I am celebrating with Moa and her daughter, who is graduating tonight. I will help set up and get to be part of the festivities. This will be my first actual Swedish graduation. Parents have signs with their children’s first grade photos, they recieve ribbons with stuffed animals or other things to wear around their neck. They wear a white hat with a black brim and go around town in cars or walk, blowing whistles and horns and making all kinds of noise into the evening hours. It goes on for about two weeks as graduations happen on different days. It can be noisy, but the kids have fun, and it’s only a short time, although it can feel like a long time because of all the students.

The hat style goes back to 1845 and is called the Oxford hat. You can read more about it here. https://en.m.wikipedia.org/wiki/Student_cap
I am also celebrating my time in Sweden. I have accomplished the dream of living here for a year. I have gotten to see and experience new things. I made new friends, and although my time is coming to an end, I achieved my goal. It is a bit anticlimactic leaving the way I am, but I am celebrating my strength and belief that this is for the best. There have been many ups and downs. Life has not turned out the way I hoped, but I can see a brighter future.
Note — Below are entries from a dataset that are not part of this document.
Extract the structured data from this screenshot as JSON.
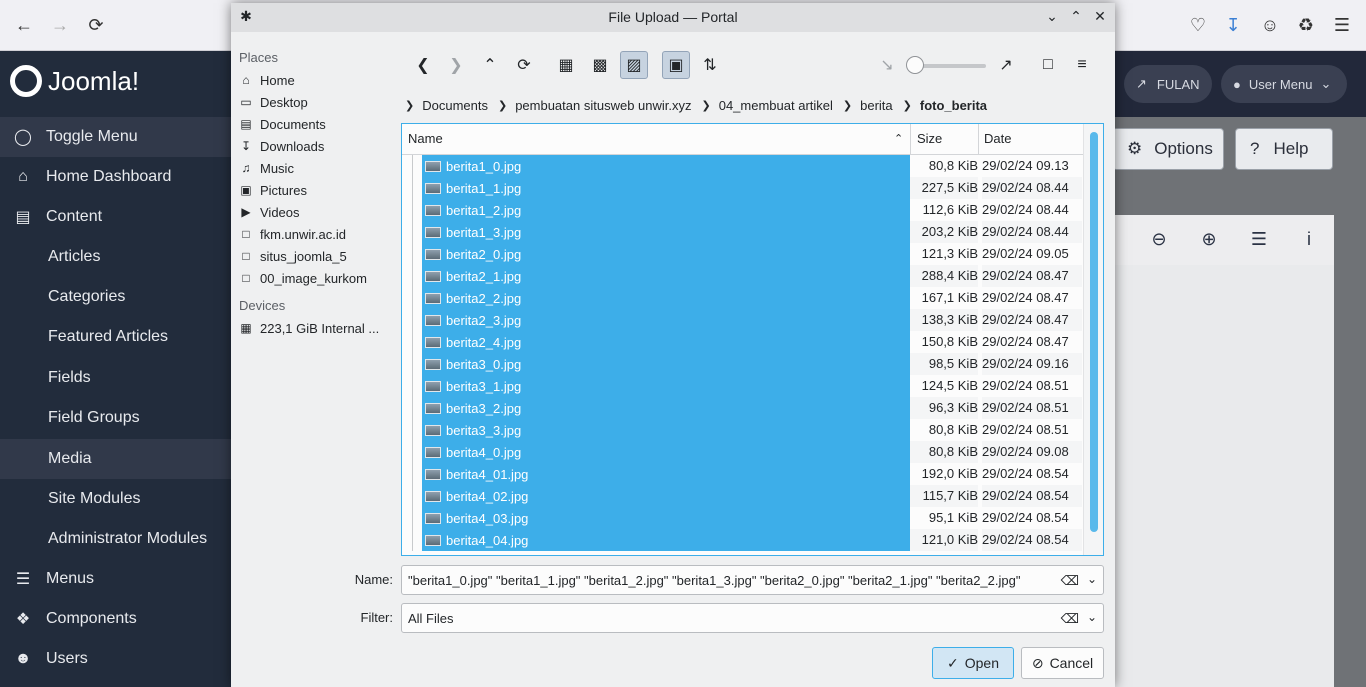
{
  "browser": {
    "back_icon": "arrow-left-icon",
    "forward_icon": "arrow-right-icon",
    "reload_icon": "reload-icon"
  },
  "joomla": {
    "logo_text": "Joomla!",
    "sidebar": [
      {
        "label": "Toggle Menu",
        "icon": "toggle-icon"
      },
      {
        "label": "Home Dashboard",
        "icon": "home-icon"
      },
      {
        "label": "Content",
        "icon": "file-icon"
      },
      {
        "label": "Articles"
      },
      {
        "label": "Categories"
      },
      {
        "label": "Featured Articles"
      },
      {
        "label": "Fields"
      },
      {
        "label": "Field Groups"
      },
      {
        "label": "Media"
      },
      {
        "label": "Site Modules"
      },
      {
        "label": "Administrator Modules"
      },
      {
        "label": "Menus",
        "icon": "list-icon"
      },
      {
        "label": "Components",
        "icon": "puzzle-icon"
      },
      {
        "label": "Users",
        "icon": "users-icon"
      }
    ],
    "header": {
      "site_label": "FULAN",
      "user_menu": "User Menu"
    },
    "toolbar": {
      "options": "Options",
      "help": "Help"
    }
  },
  "dialog": {
    "title": "File Upload — Portal",
    "places_header": "Places",
    "places": [
      {
        "label": "Home",
        "icon": "home-icon"
      },
      {
        "label": "Desktop",
        "icon": "desktop-icon"
      },
      {
        "label": "Documents",
        "icon": "documents-icon"
      },
      {
        "label": "Downloads",
        "icon": "downloads-icon"
      },
      {
        "label": "Music",
        "icon": "music-icon"
      },
      {
        "label": "Pictures",
        "icon": "pictures-icon"
      },
      {
        "label": "Videos",
        "icon": "videos-icon"
      },
      {
        "label": "fkm.unwir.ac.id",
        "icon": "folder-icon"
      },
      {
        "label": "situs_joomla_5",
        "icon": "folder-icon"
      },
      {
        "label": "00_image_kurkom",
        "icon": "folder-icon"
      }
    ],
    "devices_header": "Devices",
    "devices": [
      {
        "label": "223,1 GiB Internal ...",
        "icon": "drive-icon"
      }
    ],
    "breadcrumbs": [
      "Documents",
      "pembuatan situsweb unwir.xyz",
      "04_membuat artikel",
      "berita",
      "foto_berita"
    ],
    "columns": {
      "name": "Name",
      "size": "Size",
      "date": "Date"
    },
    "files": [
      {
        "name": "berita1_0.jpg",
        "size": "80,8 KiB",
        "date": "29/02/24 09.13"
      },
      {
        "name": "berita1_1.jpg",
        "size": "227,5 KiB",
        "date": "29/02/24 08.44"
      },
      {
        "name": "berita1_2.jpg",
        "size": "112,6 KiB",
        "date": "29/02/24 08.44"
      },
      {
        "name": "berita1_3.jpg",
        "size": "203,2 KiB",
        "date": "29/02/24 08.44"
      },
      {
        "name": "berita2_0.jpg",
        "size": "121,3 KiB",
        "date": "29/02/24 09.05"
      },
      {
        "name": "berita2_1.jpg",
        "size": "288,4 KiB",
        "date": "29/02/24 08.47"
      },
      {
        "name": "berita2_2.jpg",
        "size": "167,1 KiB",
        "date": "29/02/24 08.47"
      },
      {
        "name": "berita2_3.jpg",
        "size": "138,3 KiB",
        "date": "29/02/24 08.47"
      },
      {
        "name": "berita2_4.jpg",
        "size": "150,8 KiB",
        "date": "29/02/24 08.47"
      },
      {
        "name": "berita3_0.jpg",
        "size": "98,5 KiB",
        "date": "29/02/24 09.16"
      },
      {
        "name": "berita3_1.jpg",
        "size": "124,5 KiB",
        "date": "29/02/24 08.51"
      },
      {
        "name": "berita3_2.jpg",
        "size": "96,3 KiB",
        "date": "29/02/24 08.51"
      },
      {
        "name": "berita3_3.jpg",
        "size": "80,8 KiB",
        "date": "29/02/24 08.51"
      },
      {
        "name": "berita4_0.jpg",
        "size": "80,8 KiB",
        "date": "29/02/24 09.08"
      },
      {
        "name": "berita4_01.jpg",
        "size": "192,0 KiB",
        "date": "29/02/24 08.54"
      },
      {
        "name": "berita4_02.jpg",
        "size": "115,7 KiB",
        "date": "29/02/24 08.54"
      },
      {
        "name": "berita4_03.jpg",
        "size": "95,1 KiB",
        "date": "29/02/24 08.54"
      },
      {
        "name": "berita4_04.jpg",
        "size": "121,0 KiB",
        "date": "29/02/24 08.54"
      }
    ],
    "name_label": "Name:",
    "name_value": "\"berita1_0.jpg\" \"berita1_1.jpg\" \"berita1_2.jpg\" \"berita1_3.jpg\" \"berita2_0.jpg\" \"berita2_1.jpg\" \"berita2_2.jpg\"",
    "filter_label": "Filter:",
    "filter_value": "All Files",
    "open_label": "Open",
    "cancel_label": "Cancel"
  }
}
I am celebrating my work on myself thus far. There has been a lot of self reflection, healing of myself, and my relationships. I still have work to do, but life is a journey, not a destination. There will be more healing to come as I let go of the past and move into the present and future.
I am celebrating realizing my worth. Realizing that I am a kind and generous person. Discovering that I can do hard things, make changes, and meet challenges as they come. I can not imagine how life will be, but I know there are good things in store. I am celebrating setting boundaries of what I will and will not allow in my life. I am willing to put myself first so I can help others in the future. I am celebrating the difficult times that have propelled me to take a path now. I am celebrating what I bring to the world.
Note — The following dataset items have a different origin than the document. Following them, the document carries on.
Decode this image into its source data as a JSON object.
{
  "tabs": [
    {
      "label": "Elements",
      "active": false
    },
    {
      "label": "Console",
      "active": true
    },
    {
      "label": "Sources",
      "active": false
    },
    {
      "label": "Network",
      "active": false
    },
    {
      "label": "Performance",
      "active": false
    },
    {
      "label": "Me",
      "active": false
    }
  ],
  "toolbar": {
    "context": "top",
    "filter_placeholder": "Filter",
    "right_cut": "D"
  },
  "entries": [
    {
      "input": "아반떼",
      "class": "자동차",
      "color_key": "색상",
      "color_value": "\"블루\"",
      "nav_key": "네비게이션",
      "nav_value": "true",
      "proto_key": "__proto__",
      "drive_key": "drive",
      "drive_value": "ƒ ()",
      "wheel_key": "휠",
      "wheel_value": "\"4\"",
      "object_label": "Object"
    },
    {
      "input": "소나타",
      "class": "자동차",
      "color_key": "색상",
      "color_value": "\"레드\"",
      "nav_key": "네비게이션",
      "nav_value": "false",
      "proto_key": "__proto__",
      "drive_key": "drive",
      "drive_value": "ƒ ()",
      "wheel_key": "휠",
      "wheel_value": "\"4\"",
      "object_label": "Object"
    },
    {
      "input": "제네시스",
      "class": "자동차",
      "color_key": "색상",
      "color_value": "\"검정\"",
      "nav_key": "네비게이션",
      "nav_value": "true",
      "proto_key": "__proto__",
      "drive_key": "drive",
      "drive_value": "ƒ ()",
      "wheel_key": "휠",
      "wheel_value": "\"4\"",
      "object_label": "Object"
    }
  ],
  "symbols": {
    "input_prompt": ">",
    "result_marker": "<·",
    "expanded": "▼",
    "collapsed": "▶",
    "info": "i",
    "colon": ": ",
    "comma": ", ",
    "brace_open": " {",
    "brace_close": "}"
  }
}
I am celebrating that I have written my blog for the past 18 months. I am celebrating the wonderful people I have met and will continue to meet. I am celebrating that I have more than just friends and family following my blog and that perhaps I can bring light to you by my stories. I am celebrating the deliciousness of life. I am celebrating the messy middle when I can not see the light, knowing tomorrow will be better.
I am celebrating my stepchildren and grandchildren who have chosen me in their lives, instead of me being forced on them. I am looking forward to more adventures and developing stronger ties to them as life progresses. There must be sorrow to experience joy. There must be darkness to be able to appreciate the light. There are more challenges on the way, and I look forward to meeting them with a renewed perspective. I am celebrating my resilience and love.
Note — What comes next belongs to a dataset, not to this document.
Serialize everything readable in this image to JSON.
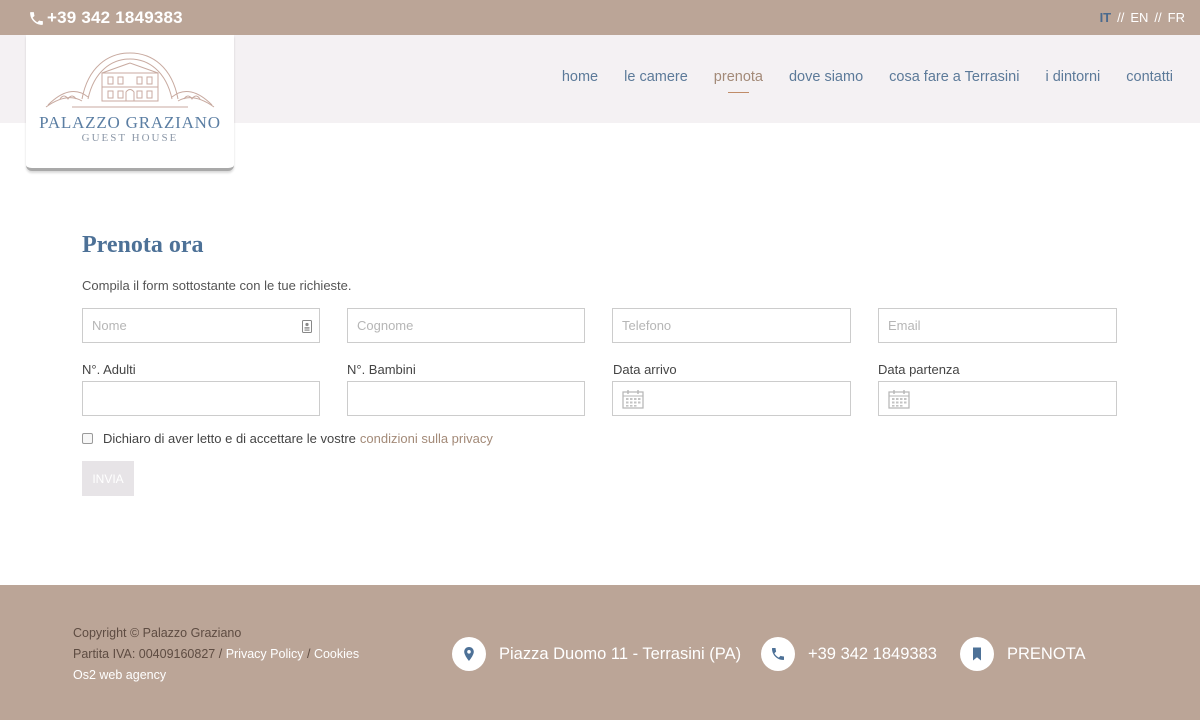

Thanks to you, my beautiful family and friends, I have become aware of how fortunate I am. You have encouraged and uplifted me when I am down and celebrated my accomplishments. I have much to be grateful for, and while I am facing some big challenges right now, this too shall pass. Life will go on. Everything will be okay.
I am celebrating my move back to the States and the life that awaits me. There is more story to be written, more things to discover, and more life to live. May you celebrate your greatness and your light. You share it with me so often, and for that, I am grateful. Don’t be afraid of the future and let go of the past. Move forward with courage, and I will as well. I still have anxiety about my next steps, I have a tightness in my stomach and chest, but I know whatever comes next, I can do it. I feel you all cheering me on, and I am doing the same for you! We will get through this, whatever it is. Let’s spread light to everyone we meet and bring love and peace to those around us.